Energy Conservation (Physics)

We will analyze the situation at two instants:

1- The instant the ball is released from the roof

2- The instant the ball hits the ground

In instant 1, the Total Mechanical Energy (TME) of the system (ball) is in the form of Gravitational Potential Energy (PE_grav) as it is at rest (no kinetic energy) and it is elevated above the surface of the Earth.

TME₁= PE_{grav................................{eq. 1}}

Gravitational potential energy can be described by the following equation:

PE_grav= m*g*h [J].............................{eq. 2}

Where:

m= Mass of the object [kg]

g= Acceleration due to gravity [m/s²]

h= Height above the reference plane (surface of the Earth) [m]

In instant 2, the TME of the system is in the form of Kinetic Energy (KE) because it is in motion and it has no gravitational potential energy (because it is on the surface of the Earth)
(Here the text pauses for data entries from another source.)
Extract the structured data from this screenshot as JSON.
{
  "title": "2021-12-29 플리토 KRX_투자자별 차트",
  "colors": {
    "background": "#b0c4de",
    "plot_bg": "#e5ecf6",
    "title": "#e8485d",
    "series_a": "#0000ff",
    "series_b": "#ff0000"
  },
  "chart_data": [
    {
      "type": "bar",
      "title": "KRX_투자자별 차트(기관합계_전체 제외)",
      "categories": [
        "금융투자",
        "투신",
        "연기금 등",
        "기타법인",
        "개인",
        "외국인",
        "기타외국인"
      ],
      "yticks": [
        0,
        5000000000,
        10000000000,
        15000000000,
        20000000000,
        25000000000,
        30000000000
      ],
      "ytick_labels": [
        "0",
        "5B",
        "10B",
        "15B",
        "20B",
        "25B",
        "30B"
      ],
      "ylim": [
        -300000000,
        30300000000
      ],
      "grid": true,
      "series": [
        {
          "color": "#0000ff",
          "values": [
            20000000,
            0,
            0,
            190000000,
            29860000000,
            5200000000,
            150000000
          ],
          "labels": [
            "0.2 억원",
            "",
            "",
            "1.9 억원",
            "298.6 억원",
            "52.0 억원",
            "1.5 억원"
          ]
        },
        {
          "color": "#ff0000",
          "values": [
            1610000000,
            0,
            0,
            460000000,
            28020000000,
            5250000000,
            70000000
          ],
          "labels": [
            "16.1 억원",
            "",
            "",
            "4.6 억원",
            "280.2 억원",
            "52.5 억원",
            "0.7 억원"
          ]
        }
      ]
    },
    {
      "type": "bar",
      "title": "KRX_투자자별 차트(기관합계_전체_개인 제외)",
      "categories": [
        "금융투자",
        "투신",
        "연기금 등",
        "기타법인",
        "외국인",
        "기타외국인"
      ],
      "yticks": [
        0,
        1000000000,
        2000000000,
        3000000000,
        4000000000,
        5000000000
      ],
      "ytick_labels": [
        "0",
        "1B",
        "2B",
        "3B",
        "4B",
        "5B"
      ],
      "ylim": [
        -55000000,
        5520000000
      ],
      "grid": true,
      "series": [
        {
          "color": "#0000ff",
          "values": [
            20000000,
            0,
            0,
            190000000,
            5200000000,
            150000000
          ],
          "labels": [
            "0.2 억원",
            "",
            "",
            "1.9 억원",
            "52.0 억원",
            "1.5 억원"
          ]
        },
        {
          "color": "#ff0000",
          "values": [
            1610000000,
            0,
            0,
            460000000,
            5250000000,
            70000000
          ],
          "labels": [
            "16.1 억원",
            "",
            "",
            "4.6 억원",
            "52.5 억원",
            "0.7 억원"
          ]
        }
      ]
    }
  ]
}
TME₂= KE...........................{eq. 3}

Kinetic Energy can be described by the following equation:

KE= 0.5* m * v².................................{eq. 4}

With:

m= Mass of the object [kg]

v= Velocity of the object [m/s]

Due to the Conservation of Energy, we know that the Total Mechanical Energy at instant 1 and instant 2 is conserved, in other words, they are equal in magnitude.

TME₁ = TME₂.................................{eq. 5}

Substituting equations 1 and 3 into equation 5:

PE_grav = KE..........................{eq. 6}

Substituting equations 2 and 4 into equation 6:

m*g*h = 0.5*m*v²

Solving for v:

v = (2*g*h)^1/2

Substituting g=10 m/s², h= 5 m:

v = (2*10*5)^1/2

v= 10 m/s